II. UN RENFORT IMPORTANT POUR GÉRER LES CRISES DANS LA DURÉE

Passé les premiers jours d'une crise, les forces d'active des armées, de la protection civile et des secours ayant été sollicitées de façon continue pendant plusieurs journées d'affilée, les pouvoirs publics, si l'événement l'impose, peuvent prévoir d'installer un dispositif dans la durée.

A l'issue des nombreuses auditions qu'elle a effectuées, la mission estime que l'emploi principal des réserves en temps de crise se situe là, dans ce renfort des forces d'active, pour leur permettre de tenir dans la durée.

S'agissant de la réserve militaire, le Livre blanc sur la défense et la sécurité nationale a indiqué, comme il a été dit, que les armées devaient pouvoir être en mesure de déployer en six mois 30 000 hommes à l'extérieur, 5000 hommes dans le cadre d'une opération nationale et 10 000 hommes sur le territoire national. Il a semblé à la mission que la capacité des armées à maintenir ce dispositif dans la durée était incertaine.

Car, si ces contrats opérationnels ont été établis dans le cadre de la refonte du format des armées, ils n'ont pas pris en compte les réductions budgétaires supplémentaires qui seront imposées au ministère de la défense dans le cadre de sa contribution à la réduction des déficits publics. Dès lors, la contribution des réserves au maintien dans la durée n'en sera que plus importante.

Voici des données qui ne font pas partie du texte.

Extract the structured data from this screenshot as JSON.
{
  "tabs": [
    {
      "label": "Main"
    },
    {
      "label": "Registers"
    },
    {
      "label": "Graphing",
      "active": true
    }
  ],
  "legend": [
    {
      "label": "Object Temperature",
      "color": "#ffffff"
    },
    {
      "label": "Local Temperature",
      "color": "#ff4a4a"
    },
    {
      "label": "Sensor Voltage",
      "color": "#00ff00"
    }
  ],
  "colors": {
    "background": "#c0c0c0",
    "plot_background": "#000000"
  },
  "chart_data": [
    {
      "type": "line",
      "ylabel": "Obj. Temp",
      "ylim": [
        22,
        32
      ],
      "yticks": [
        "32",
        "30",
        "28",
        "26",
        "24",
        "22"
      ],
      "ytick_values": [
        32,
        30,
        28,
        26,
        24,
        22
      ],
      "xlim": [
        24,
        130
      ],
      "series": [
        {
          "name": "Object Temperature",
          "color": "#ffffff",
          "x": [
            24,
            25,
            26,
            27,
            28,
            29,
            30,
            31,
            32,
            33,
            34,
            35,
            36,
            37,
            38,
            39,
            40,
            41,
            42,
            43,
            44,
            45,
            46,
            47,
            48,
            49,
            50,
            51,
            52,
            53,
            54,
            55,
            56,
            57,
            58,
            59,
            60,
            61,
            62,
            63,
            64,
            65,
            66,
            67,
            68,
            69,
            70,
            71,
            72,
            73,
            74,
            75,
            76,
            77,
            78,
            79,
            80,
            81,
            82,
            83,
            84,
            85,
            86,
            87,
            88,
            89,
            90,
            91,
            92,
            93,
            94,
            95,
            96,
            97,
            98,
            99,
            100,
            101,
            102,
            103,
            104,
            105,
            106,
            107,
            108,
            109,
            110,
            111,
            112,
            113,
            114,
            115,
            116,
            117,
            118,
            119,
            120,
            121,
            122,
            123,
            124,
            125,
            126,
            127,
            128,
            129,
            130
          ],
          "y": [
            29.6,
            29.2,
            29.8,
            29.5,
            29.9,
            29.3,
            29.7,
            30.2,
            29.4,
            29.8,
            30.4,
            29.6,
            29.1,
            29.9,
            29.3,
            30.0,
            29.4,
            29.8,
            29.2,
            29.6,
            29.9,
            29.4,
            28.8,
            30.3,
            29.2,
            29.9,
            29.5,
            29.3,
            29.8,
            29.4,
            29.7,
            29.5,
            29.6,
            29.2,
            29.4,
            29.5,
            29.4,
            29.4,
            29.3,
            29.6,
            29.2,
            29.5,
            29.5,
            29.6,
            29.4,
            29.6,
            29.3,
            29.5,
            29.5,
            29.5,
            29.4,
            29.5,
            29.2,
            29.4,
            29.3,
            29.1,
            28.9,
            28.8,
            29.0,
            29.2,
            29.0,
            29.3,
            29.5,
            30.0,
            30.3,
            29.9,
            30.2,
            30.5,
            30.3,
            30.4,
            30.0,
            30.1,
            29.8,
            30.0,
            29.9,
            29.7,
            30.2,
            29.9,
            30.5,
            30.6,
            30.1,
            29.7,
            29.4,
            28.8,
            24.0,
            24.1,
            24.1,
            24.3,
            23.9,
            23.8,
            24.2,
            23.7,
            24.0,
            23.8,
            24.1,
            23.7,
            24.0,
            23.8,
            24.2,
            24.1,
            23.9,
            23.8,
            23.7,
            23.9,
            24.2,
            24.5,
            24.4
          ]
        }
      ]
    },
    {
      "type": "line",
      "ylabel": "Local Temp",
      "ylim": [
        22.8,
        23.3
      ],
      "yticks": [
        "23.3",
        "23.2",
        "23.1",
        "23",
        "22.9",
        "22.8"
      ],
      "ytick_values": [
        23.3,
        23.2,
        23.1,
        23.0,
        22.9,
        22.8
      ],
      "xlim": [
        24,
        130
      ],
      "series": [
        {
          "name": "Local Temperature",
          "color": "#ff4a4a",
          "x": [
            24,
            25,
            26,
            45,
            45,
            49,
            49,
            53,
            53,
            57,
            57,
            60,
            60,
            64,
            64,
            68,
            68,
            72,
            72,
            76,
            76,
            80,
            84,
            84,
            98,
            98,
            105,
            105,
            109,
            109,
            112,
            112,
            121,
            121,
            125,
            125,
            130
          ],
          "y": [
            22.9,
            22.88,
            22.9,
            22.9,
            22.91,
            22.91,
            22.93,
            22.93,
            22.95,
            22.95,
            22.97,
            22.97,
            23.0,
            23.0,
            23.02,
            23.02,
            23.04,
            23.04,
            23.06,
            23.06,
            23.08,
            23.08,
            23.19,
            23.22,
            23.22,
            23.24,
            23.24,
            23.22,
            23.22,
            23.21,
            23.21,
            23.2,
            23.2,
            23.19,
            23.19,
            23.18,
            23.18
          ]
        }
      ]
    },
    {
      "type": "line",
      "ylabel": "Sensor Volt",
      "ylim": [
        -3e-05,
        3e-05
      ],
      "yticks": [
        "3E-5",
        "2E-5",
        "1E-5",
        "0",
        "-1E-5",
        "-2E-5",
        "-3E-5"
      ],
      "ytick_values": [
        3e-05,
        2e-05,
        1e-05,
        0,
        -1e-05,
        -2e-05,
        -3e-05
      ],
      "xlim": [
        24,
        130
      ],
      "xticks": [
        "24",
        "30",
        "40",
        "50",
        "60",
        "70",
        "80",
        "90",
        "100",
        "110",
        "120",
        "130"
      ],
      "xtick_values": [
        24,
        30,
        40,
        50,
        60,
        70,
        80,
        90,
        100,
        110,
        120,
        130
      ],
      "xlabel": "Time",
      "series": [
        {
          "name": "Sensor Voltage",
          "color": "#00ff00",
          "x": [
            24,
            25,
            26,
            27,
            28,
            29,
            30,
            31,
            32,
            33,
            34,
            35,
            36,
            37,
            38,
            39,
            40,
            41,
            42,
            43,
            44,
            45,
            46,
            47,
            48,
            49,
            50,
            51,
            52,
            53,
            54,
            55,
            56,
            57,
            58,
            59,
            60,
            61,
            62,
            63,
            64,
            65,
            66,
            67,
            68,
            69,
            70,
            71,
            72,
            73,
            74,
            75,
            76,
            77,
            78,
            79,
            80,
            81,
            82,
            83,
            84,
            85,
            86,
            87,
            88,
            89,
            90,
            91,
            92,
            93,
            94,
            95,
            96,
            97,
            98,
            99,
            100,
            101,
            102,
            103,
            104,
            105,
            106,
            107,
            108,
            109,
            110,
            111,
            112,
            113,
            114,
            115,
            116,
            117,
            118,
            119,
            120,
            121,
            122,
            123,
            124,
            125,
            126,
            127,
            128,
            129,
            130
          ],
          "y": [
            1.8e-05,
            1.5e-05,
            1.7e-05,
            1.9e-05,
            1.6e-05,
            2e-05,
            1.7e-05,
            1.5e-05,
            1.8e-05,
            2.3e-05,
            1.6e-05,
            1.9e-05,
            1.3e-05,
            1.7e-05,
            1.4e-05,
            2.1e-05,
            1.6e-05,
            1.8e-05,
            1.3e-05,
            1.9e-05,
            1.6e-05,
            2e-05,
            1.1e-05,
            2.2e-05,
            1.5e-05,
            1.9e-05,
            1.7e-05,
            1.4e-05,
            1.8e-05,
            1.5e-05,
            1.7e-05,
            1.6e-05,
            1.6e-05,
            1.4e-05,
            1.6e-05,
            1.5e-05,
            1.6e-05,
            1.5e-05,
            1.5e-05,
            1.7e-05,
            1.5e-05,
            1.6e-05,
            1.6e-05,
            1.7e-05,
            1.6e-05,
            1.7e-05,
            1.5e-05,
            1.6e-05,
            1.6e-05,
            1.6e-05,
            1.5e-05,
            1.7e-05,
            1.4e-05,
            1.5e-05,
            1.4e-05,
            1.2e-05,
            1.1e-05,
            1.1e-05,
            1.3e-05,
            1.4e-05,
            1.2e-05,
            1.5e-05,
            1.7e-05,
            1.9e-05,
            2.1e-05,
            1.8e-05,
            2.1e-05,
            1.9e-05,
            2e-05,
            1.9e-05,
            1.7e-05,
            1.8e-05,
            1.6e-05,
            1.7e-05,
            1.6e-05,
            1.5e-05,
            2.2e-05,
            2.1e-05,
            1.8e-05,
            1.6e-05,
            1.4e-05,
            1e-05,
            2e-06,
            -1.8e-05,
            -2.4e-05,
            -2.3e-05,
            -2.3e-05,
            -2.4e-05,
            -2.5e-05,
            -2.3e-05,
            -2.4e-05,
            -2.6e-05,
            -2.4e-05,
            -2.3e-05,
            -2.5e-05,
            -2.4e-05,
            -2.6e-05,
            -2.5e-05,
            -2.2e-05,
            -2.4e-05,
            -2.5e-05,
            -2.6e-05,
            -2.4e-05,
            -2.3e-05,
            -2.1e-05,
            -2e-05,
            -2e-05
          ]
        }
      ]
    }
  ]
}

Il faut en outre noter que la tension sur les effectifs des armées ne concerne pas seulement les scénarios les plus « dimensionnants » mais également les scénarios de dispersion des armées dans de multiples opérations sur un nombre important de théâtres à l'étranger.

De l'avis des personnes consultées, en cas de crise majeure, ou pire encore de crises multiples qui s'installeraient dans la durée, la nécessité de relever les effectifs tous les quatre mois conduirait inévitablement à recourir de façon croissante aux réservistes.

C'est pourquoi la mission a interrogé les délégués aux réserves des différentes armées pour savoir à quelles fonctions, à quels emplois seraient consacrés les réservistes. A cette question, la mission a eu la surprise de constater qu'il n'existait pas de réponse bien établie qui ait fait l'objet, au sein des états-majors, d'une réflexion interarmées.

Il ressort toutefois des consultations sur l'hypothèse H3, que les différentes armées ont à l'esprit des scénarios d'emploi assez proches.

Dans l'armée de terre, les 24 000 réservistes pourraient se voir confier sur le territoire national, dans le même contexte que le personnel d'active, des missions de protection : sécurisation des points sensibles, protection des communications, contrôle de l'accès au territoire, participation à la défense NRBC. Ils pourraient également être affectés dans les Missions intérieures (MISSINT) (Vigipirate, Héphaïstos, etc.) ou comme compléments individuels renforts d'état-major ainsi qu'au sein du soutien général au fonctionnement quotidien de l'armée de terre.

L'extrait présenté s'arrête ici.